You know how having a baby can make everyone around you crazy? Like everyone has a gazillion opinions and horror stories and they need to know the sex right now? And why don't you want to know the sex right now? And oh, aren't you cute and young and naive, you have no idea how much work it's going to be raising a child? (Do you know how much work it is getting a Ph.D. if you haven't tried? No? I didn't think so. Bite me.) I think that as these things go, I'm getting off pretty easy. Maybe it'll get worse as I get more visibly pregnant. But I live in a community where people don't automatically freak out if you say the words "home birth," where there is some acceptance of trying things a different way. (Only in the United States, where something like 97% of births take place in hospitals, is "home birth" a weird thing.) I think my family is showing admirable restraint so far. But I've been pretty clear with them that I don't want their fear to mask and express itself as concern that I don't want what's best for my kid, my partner, me. Because they really do know me better than that.

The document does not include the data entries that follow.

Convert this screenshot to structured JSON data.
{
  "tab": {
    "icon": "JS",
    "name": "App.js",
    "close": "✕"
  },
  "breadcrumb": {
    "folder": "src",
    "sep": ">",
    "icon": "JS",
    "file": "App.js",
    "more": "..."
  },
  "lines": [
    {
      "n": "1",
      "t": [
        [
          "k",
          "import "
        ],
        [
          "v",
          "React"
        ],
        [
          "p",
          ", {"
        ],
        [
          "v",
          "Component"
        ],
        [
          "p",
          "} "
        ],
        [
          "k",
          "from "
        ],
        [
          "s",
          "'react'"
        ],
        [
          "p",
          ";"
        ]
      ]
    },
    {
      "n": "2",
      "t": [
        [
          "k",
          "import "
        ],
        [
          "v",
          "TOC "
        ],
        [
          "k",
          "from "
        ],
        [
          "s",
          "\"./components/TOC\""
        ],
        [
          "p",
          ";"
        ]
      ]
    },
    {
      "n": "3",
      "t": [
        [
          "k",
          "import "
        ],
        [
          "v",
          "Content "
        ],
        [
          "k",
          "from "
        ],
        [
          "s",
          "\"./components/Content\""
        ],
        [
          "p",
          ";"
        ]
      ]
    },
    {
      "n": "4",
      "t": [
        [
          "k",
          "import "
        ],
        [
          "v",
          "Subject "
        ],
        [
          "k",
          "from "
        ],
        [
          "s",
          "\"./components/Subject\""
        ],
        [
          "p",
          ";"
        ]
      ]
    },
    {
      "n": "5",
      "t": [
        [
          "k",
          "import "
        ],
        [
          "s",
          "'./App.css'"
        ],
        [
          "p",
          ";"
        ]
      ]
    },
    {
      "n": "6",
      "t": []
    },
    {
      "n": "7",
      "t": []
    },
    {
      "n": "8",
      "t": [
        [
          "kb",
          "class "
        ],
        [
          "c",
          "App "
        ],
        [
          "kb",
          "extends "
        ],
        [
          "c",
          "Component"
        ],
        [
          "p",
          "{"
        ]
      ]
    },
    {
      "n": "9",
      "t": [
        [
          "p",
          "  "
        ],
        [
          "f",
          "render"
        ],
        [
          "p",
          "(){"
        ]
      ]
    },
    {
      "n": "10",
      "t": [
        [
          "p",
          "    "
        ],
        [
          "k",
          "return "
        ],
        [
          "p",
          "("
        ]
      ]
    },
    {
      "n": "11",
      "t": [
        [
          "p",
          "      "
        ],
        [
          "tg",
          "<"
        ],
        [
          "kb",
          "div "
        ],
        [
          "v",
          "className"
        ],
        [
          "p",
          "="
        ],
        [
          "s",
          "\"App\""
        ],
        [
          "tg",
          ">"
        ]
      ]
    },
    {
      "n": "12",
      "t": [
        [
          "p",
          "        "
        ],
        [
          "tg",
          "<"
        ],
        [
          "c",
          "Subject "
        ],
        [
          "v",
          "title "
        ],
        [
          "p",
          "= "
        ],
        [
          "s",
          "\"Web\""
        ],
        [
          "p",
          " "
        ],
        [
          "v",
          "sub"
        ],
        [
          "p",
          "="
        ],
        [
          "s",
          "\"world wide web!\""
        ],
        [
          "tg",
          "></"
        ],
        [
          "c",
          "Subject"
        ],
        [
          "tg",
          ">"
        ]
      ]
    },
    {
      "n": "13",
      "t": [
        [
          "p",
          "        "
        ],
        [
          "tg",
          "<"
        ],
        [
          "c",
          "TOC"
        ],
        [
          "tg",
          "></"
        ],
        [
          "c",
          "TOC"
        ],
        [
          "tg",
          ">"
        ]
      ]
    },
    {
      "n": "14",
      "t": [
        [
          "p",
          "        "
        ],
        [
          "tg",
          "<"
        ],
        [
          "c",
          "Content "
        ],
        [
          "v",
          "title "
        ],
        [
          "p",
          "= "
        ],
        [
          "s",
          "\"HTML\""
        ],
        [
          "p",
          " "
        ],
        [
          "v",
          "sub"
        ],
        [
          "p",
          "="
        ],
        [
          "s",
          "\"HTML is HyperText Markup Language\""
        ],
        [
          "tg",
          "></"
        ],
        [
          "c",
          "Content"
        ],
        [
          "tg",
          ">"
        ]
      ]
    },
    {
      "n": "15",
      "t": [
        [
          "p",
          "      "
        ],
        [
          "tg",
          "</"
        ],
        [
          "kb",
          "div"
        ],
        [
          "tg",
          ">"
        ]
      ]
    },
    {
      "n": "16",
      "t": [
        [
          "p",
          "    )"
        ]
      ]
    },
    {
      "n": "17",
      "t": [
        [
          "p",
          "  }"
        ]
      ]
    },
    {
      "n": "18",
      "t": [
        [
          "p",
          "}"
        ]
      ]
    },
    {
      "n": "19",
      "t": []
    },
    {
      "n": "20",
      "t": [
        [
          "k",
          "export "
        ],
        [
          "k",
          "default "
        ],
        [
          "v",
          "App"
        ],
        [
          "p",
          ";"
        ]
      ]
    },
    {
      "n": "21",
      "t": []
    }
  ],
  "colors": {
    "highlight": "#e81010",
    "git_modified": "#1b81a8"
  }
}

So here, just for the record, are some ways in which Adonis and I plan to parent our kid, things that might bother some people, Goddess bless them.
  • Non-medicalized prenatal care from our awesome midwife; no ultrasound or prenatal testing unless deemed medically necessary
  • Home labor and birth (my sister will be there; she's attended a home birth before)
  • No baptism
  • Wiccaning (we plan to give the kid a Wiccan name to use until s/he comes of age and chooses a her or his own magical name)
  • The kid will have my surname (my family is actually fine with this)
  • With dogs as integral members of the family, not accessories
  • Celebrating the sabbats and esbats
You know, crazy stuff.

As you can see, it's all pretty abstract. We don't know who it is who'll be joining our family, so we just have to wait and see. We're flexible. I think that will serve us well.

Edited to add: Oh yeah, I forgot to mention the big one. Unmarried, we are, as a matter of principle.

3 comments:

Aquila ka Hecate said...

I seriously, seriously applaud you, Inanna.
I know what you mean about the reason bugbear. I'm learning to deal ith an upbringing and half a life as a scientist, too.
If more people planned to bring up their children the way you two do, I rather think the world would've been in a better place by now.
Many blessings.
Love,
Terri in Joburg

Crypt Stitch said...

It all sounds perfect to me, dear heart! Much as I would do things myself. I've always considered hospitals for the sick, and birthing is so far in the opposite direction it seems almost criminal to be expected to go there! The situation is much the same here (Australia) though using a midwife is very common (you usually only need a Dr if there are complications), a large percentage of births are still in hospitals. I'd like to think that is changing though. When I bought my bedroon suite last year, one of the first things I thought was "This is the bed in (or around!) which my child will be brought into the world!". I wish you all the very best.

Inanna said...

Thank you, both of you; your kind words and support mean a lot to me. And, hey, two commenters in the southern hemisphere, so far away from where I live! I still get all geeked out about the wonder of this internet thing.

I was saying to my partner today that, since our new house is over 100 years old, and since hospital births didn't become the norm in the U.S. till the 1950s or something, I bet our won't be the first baby born in that house!